Ratings41
Average rating3.7
A biting satire about a young man's isolated upbringing and the race trial that sends him to the Supreme Court, Paul Beatty's *The Sellout* showcases a comic genius at the top of his game. It challenges the sacred tenets of the United States Constitution, urban life, the civil rights movement, the father-son relationship, and the holy grail of racial equality―the black Chinese restaurant.
Born in the "agrarian ghetto" of Dickens―on the southern outskirts of Los Angeles―the narrator of *The Sellout* resigns himself to the fate of lower-middle-class Californians: "I'd die in the same bedroom I'd grown up in, looking up at the cracks in the stucco ceiling that've been there since '68 quake." Raised by a single father, a controversial sociologist, he spent his childhood as the subject in racially charged psychological studies. He is led to believe that his father's pioneering work will result in a memoir that will solve his family's financial woes. But when his father is killed in a police shoot-out, he realizes there never was a memoir. All that's left is the bill for a drive-thru funeral.
Fuelled by this deceit and the general disrepair of his hometown, the narrator sets out to right another wrong: Dickens has literally been removed from the map to save California from further embarrassment. Enlisting the help of the town's most famous resident―the last surviving Little Rascal, Hominy Jenkins―he initiates the most outrageous action conceivable: reinstating slavery and segregating the local high school, which lands him in the Supreme Court.
Reviews with the most likes.
Abandoned at 25%
Started off very promising but the narrative eventually turned my brain to jelly. Life's too short so giving up on this.
I hated this book. So much so that I wasn't able to bring myself to read anything else for a month after I finally powered through this (in retrospect, I shouldn't have been so stubborn about finishing it). Absolutely nothing about this book was funny to me - it made me sick to my stomach. I only realized while reading other reviews after I finished that all the horrible, mean, and offensive bits were supposed to be “satire” (maybe I missed this in part because of all of the pop culture references that I didn't get? Or maybe I just don't find horrific child abuse, mental illness, and sexism funny?). Clearly there's something here that's resonating with others but the humor just didn't connect for me.
Racial commentary made masterfully, satirically, and never loosening the tongue from the proverbial cheek.
A blast.
I'm not sure if it was that this was the second satire I read in a row, or that I didn't connect with the subject at hand, or if it was just not my thing, but The Sellout just never quite clicked for me. This story opens up with our unnamed narrator (we get the last name, Me, but unless I missed something we never got a first name) watching his case go through oral argument at the Supreme Court. His case? He owns a slave and has re-segregated the school in his outlying Los Angeles community of Dickens, which has recently literally been taken off the map. Did I mention our protagonist is black?
We go back in time to get Me's whole story, from being homeschooled by his father, who uses him as a subject in various psychological/sociological experiments in the oddball agricultural community of Dickens, to his childhood friendship with Hominy, a cast member of the Little Rascals (who later pledges himself to Me as a slave after Me saves his life, much to Me's chagrin), to his long-running crush on his beautiful neighbor Marpessa, who drives a city bus, to his eventual decision to pretend there's an all-white charter magnet school going in across the street from the local school that's overwhelmingly attended by students of color, which winds up with him in front of the Supreme Court.
This was a book I read for my book club, and I was surprised to find I was one of the few for whom it didn't especially resonate.
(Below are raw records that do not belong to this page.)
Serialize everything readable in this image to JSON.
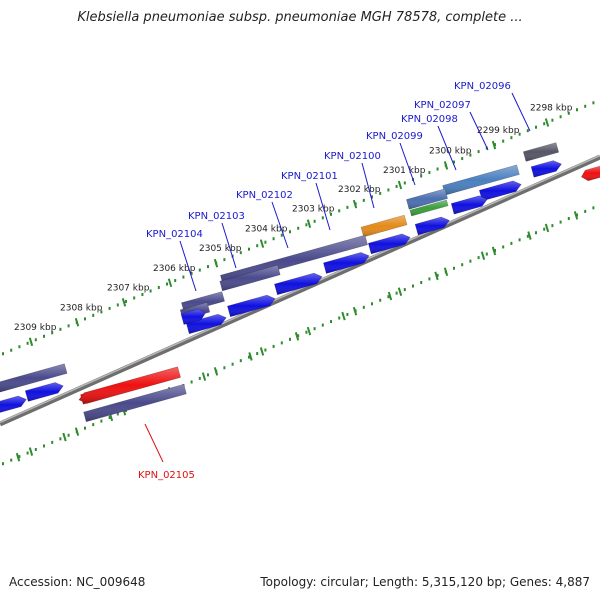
{
  "title": "Klebsiella pneumoniae subsp. pneumoniae MGH 78578, complete ...",
  "footer": {
    "accession": "Accession: NC_009648",
    "topology": "Topology: circular; Length: 5,315,120 bp; Genes: 4,887"
  },
  "colors": {
    "backbone": "#8a8a8a",
    "tick": "#2e8b2e",
    "gene_label": "#1a1acc",
    "gene_label_selected": "#dd1111",
    "cds": "#1010e0",
    "gene_default": "#4a4a8c",
    "selected": "#ee1111"
  },
  "ticks": [
    {
      "label": "2298 kbp"
    },
    {
      "label": "2299 kbp"
    },
    {
      "label": "2300 kbp"
    },
    {
      "label": "2301 kbp"
    },
    {
      "label": "2302 kbp"
    },
    {
      "label": "2303 kbp"
    },
    {
      "label": "2304 kbp"
    },
    {
      "label": "2305 kbp"
    },
    {
      "label": "2306 kbp"
    },
    {
      "label": "2307 kbp"
    },
    {
      "label": "2308 kbp"
    },
    {
      "label": "2309 kbp"
    }
  ],
  "genes": [
    {
      "label": "KPN_02096",
      "color": "#555566",
      "selected": false
    },
    {
      "label": "KPN_02097",
      "color": "#4a7fbf",
      "selected": false
    },
    {
      "label": "KPN_02098",
      "color": "#3a9e3a",
      "selected": false
    },
    {
      "label": "KPN_02099",
      "color": "#4a6fb0",
      "selected": false
    },
    {
      "label": "KPN_02100",
      "color": "#e58a1a",
      "selected": false
    },
    {
      "label": "KPN_02101",
      "color": "#4a4a8c",
      "selected": false
    },
    {
      "label": "KPN_02102",
      "color": "#4a4a8c",
      "selected": false
    },
    {
      "label": "KPN_02103",
      "color": "#4a4a8c",
      "selected": false
    },
    {
      "label": "KPN_02104",
      "color": "#4a4a8c",
      "selected": false
    },
    {
      "label": "KPN_02105",
      "color": "#ee1111",
      "selected": true
    }
  ]
}
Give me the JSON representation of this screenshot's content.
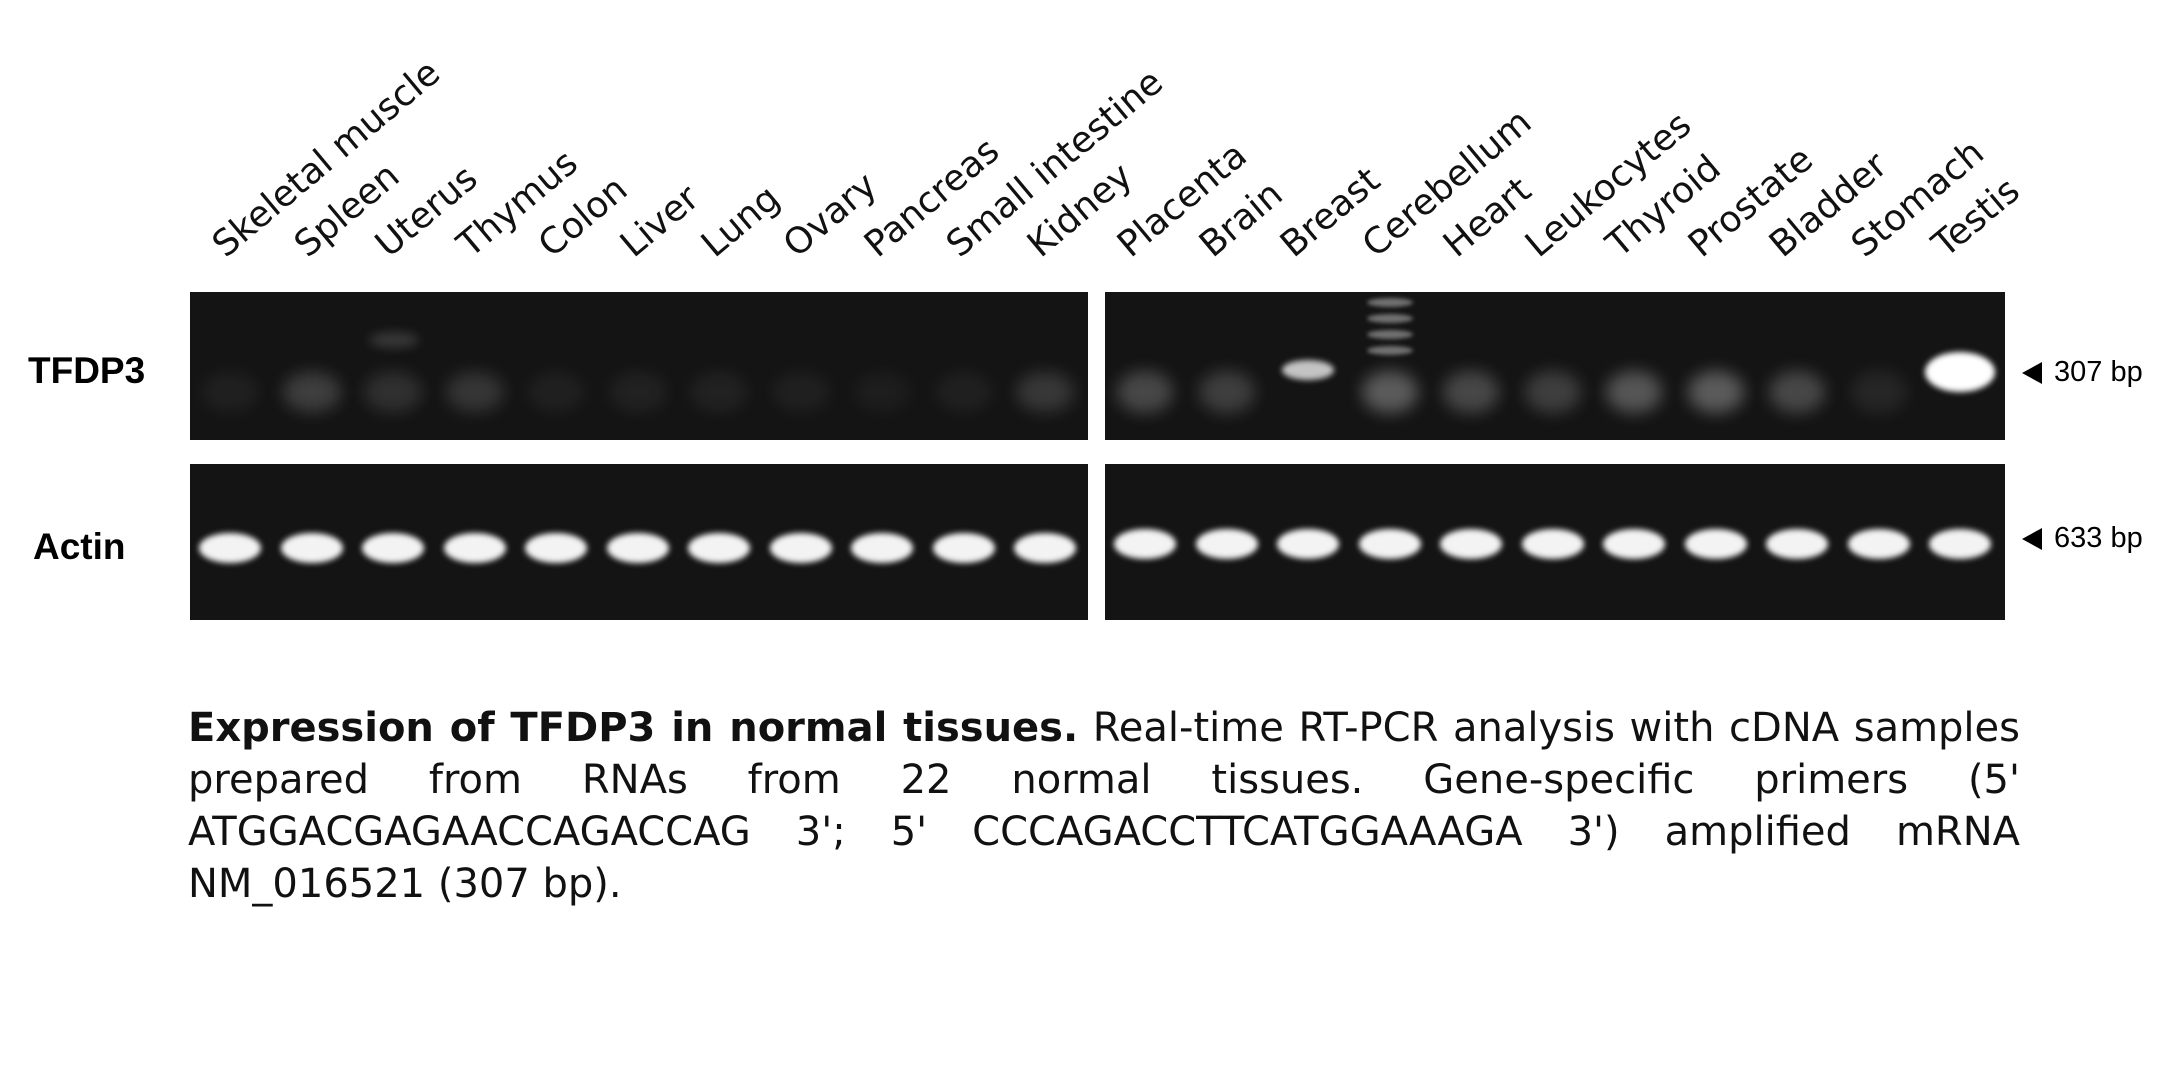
{
  "figure": {
    "lanes_left": [
      "Skeletal muscle",
      "Spleen",
      "Uterus",
      "Thymus",
      "Colon",
      "Liver",
      "Lung",
      "Ovary",
      "Pancreas",
      "Small intestine",
      "Kidney"
    ],
    "lanes_right": [
      "Placenta",
      "Brain",
      "Breast",
      "Cerebellum",
      "Heart",
      "Leukocytes",
      "Thyroid",
      "Prostate",
      "Bladder",
      "Stomach",
      "Testis"
    ],
    "rows": [
      {
        "label": "TFDP3",
        "marker": "307 bp"
      },
      {
        "label": "Actin",
        "marker": "633 bp"
      }
    ],
    "band_color": "#ffffff",
    "gel_color": "#141414"
  },
  "caption": {
    "bold": "Expression of TFDP3 in normal tissues.",
    "text": " Real-time RT-PCR analysis with cDNA samples prepared from RNAs from 22 normal tissues. Gene-specific primers (5' ATGGACGAGAACCAGACCAG 3'; 5' CCCAGACCTTCATGGAAAGA 3') amplified mRNA NM_016521 (307 bp)."
  }
}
But as I listened to the others talk about how they found the satire refreshing for its bluntness and outrageous honesty about the state of race relations in America, I think maybe one of the reasons it fell a little flatter for me is that I'm on the younger side in that group and being more immersed in an internet culture where these issues are more on the forefront maybe made the punches land less hard, since they were more expected. In a world where Get Out was an enormously popular, Oscar-winning movie (and a good, interesting one that I personally really enjoyed), The Sellout's transgressive satire seems almost tame even though it's only a few years old.
To be sure, there are some brilliantly inspired moments (that opening Supreme Court scene, the Dum-Dum Intellectuals, the “sanitized” versions of racially-problematic novels), and if you're looking for a book that will be very up-front and sometimes uncomfortable (so many n-bombs!) about race in America, this is a very good book. Chattel slavery, and the institutionalized racism that persists to this day, is something that we're still struggling with. This book was written during the Obama era, when everyone was busily congratulating each other on living in a post-racial society, and the way it refuses to play along and pretend that was true feels eerily prescient given the election of Donald Trump. This book is smart, funny, and pulls zero punches (though those punches might not land quite as hard as they did even a few years ago, depending on what the dialogue you engage in looks like). It didn't quite ensnare me, but it's definitely worth reading.